Um...the rest of yesterday. Well, there was a great deal of work, and a benchmark was reached, though an infinity of benchmarks lie before me. But when you're working with No Such Agency, there's only so much that can be said, and I've said too much already. The truth is out there, and it's coming soon.
I have this stuck in my head, going round and round:
And it came to me then that every plan
Is a tiny prayer to Father Time. — Death Cab for Cutie, "What Sarah Said"
Maybe by putting it here, and causing other people to read it, I'll let it go. For now.
Nothing else much to yesterday. Leftover meatloaf. Too much RIFT (in silent moments, the futility and vapidness of MMORPGs weighs heavily on me, the whole issue of time displacement, what I could be doing with my life instead).
We watched the second episode of American Horror Story, which I'm on the fence about. There's an interesting trick that's trying to be turned here, straddling a fine line between utter camp and halfhearted sincerity. I'm still trying to decide if the show is very good, mediocre, or actually quite awful. Mostly, I think producers somewhere are hoping to capitalize on the impending release of Tim Burton's film version of Dark Shadows by whipping up this hodgepodge of the supernatural. I do like Tate (as played by Evan Peters), and there was a good scene last night, when Violet is talking to her new "friend," that former-mean-girl-turned-witness-to-true-e
We watched more Mad Men, which is excellent, no fence straddling required.

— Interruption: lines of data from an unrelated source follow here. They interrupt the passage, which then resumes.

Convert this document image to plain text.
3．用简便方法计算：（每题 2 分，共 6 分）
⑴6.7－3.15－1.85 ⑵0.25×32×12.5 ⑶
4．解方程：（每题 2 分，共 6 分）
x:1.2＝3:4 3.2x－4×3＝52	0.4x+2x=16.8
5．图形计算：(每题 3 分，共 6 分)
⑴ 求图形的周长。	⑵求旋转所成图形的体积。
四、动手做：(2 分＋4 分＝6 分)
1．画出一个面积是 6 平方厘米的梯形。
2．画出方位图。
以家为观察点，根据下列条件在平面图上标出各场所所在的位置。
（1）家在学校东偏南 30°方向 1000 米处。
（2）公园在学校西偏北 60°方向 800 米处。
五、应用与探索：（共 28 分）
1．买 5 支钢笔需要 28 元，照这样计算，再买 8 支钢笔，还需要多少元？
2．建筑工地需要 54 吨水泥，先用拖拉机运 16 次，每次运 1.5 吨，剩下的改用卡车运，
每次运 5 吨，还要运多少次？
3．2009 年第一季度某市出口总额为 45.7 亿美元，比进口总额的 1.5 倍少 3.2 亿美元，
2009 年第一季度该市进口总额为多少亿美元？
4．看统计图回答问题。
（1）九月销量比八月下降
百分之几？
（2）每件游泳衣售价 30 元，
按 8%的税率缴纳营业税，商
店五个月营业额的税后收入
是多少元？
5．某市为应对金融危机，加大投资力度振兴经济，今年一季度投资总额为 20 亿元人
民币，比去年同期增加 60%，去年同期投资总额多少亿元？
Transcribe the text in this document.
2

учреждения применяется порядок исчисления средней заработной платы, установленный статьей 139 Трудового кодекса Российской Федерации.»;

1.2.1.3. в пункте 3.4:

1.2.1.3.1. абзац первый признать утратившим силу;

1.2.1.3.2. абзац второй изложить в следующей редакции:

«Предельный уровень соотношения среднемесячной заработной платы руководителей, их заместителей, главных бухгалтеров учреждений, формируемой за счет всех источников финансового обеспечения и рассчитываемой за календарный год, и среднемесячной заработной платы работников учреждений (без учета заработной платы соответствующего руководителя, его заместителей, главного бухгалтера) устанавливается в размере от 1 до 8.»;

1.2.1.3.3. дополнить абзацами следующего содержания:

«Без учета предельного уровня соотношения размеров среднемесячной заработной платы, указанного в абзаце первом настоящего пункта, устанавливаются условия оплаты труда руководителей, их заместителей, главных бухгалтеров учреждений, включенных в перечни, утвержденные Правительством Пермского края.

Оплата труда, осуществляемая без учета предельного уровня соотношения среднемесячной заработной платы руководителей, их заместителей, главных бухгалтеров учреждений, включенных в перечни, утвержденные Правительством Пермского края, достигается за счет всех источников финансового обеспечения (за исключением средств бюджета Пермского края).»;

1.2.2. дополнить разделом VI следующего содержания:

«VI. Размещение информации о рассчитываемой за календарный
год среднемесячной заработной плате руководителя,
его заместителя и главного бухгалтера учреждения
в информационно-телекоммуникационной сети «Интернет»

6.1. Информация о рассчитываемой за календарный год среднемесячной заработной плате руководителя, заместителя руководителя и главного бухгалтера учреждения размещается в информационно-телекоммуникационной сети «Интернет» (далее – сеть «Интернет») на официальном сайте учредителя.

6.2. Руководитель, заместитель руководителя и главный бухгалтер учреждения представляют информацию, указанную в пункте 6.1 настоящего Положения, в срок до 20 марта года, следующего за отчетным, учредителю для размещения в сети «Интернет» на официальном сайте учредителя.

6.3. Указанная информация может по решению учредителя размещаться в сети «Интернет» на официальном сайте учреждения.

We read more of Wildwood, which is delightful in that way that the truly good books we read as children are delightful. It makes me wistful in a good way.
Oh, and I'm regretting having bought the iPad. It's fair astounding, sure, this device. And I need it for work, because the world is going All Digital. But I sort of hate it. And can't help thinking about the infinitude of better ways the money could have been spent, and how easy it would be to let this Thing devour more of my life.
And now I'm going to sit in a corner.